Another senior Western diplomat based in Burma's capital, Rangoon, said in
an interview, "Mandalay is the most obvious example of the problem.
"The worst atrocities happen in other places, where you can't go.
"We're very concerned about Burma's forced labor, or corvee labor," he
added, comparing it to the unpaid work which past feudal European peasants
owed their so-called lords.
"The majority of Burmese living in areas under government control will have
done forced labor, unpaid, for the government at some time," the diplomat
said. "It is done all over the country.
"It might be once, every five to six years, to improve a road.
"Around Mandalay or Rangoon, where there are many big projects, it is more
often.
"They are also extending the railway from Ye to Tavoy, hacking through
virgin forest and malaria-infested swamps," the diplomat added, pointing to
those towns on a large map of Burma hanging on a wall inside his embassy.
"No one can see those camps.
"People there can't bribe themselves out of working there. And there is no
medical care," the diplomat said.
The railway line, which begins in Rangoon, runs south along the Andaman Sea
and -- for now -- ends in Ye.
A 90-mile (150-km) extension will eventually bring it to Tavoy's sheltered
harbor, and increase the military's hold on Burma's southern leg.
"Down in Ye and Tavoy, people have been dying" from forced labor, the
diplomat said.
"The Burmese government doesn't even care."
The military government routinely denies all reports of such human rights
abuses, despite repeated documentation by Western governments and
organizations.
"Around Taunggyi town there is a lot of porterage going on," the diplomat
added, referring to the military's tradition of forcing men to act as human
mules to carry ammunition, food and other supplies for troops during marches
into the jungle.
Taunggyi is the capital of mountainous, northeastern Shan state where opium
warlord Khun Sa has been fighting against the government, on and off, for
the past few decades.
Asked about frequent reports of porters being worked, or beaten, to death by
the military, the envoy said, "It varies from command to command, and
depends on how sadistic the commander is."

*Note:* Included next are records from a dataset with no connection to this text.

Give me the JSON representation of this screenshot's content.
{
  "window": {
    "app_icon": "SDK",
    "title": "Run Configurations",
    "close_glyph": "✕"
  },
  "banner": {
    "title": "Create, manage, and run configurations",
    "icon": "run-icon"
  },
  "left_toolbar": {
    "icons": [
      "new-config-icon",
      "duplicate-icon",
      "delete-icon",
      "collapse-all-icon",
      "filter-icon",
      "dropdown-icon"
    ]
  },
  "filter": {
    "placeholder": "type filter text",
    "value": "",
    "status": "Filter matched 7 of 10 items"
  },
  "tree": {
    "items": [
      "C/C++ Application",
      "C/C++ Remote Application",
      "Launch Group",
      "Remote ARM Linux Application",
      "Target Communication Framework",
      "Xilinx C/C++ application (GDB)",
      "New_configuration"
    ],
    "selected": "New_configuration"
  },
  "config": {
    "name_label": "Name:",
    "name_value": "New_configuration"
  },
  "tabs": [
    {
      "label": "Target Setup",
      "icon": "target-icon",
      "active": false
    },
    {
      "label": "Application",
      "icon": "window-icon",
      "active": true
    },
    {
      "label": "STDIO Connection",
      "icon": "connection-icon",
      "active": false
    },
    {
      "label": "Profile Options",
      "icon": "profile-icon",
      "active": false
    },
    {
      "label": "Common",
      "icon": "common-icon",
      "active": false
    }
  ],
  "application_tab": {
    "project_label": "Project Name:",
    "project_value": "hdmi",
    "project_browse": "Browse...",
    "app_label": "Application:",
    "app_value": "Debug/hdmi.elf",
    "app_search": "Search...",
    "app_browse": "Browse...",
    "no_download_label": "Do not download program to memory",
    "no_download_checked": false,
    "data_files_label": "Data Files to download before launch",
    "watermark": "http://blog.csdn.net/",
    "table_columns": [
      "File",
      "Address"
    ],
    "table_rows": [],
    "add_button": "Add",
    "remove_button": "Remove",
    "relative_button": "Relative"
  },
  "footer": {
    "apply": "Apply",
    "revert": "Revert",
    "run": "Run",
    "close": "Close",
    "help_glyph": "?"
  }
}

Many residents of Mandalay, populated by 460,000 people, said in interviews
that the moat project is to improve the city's appearance for an upcoming,
official, "Visit Myanmar Year 1996" campaign, aimed at attracting foreign
tourists.
All four roads along the moat were widened during 1994, in another unpopular
project, which forced hundreds of residents to suddenly lose their homes
because their buildings were in the way.
Hundreds of others had to chop off the front of their buildings, because
they overlapped into the new street.
A glum restaurant owner said in an interview, "They want to make Mandalay
like a big city for tourists and foreign investors.
"They force people to work because the government doesn't have any money,
and can't pay the people to work.
"Everybody hates this government, but cannot refuse them anything because
the government has the gun."
According to an official announcement in the government's New Light of
Myanmar newspaper, military officers recently "inspected dredging of
Mandalay moat," and "expressed satisfaction for the active public
participation in the work."
The regime's officials were shown, in uniform, standing atop neatly laid
stones, and gazing down into newly dredged mud.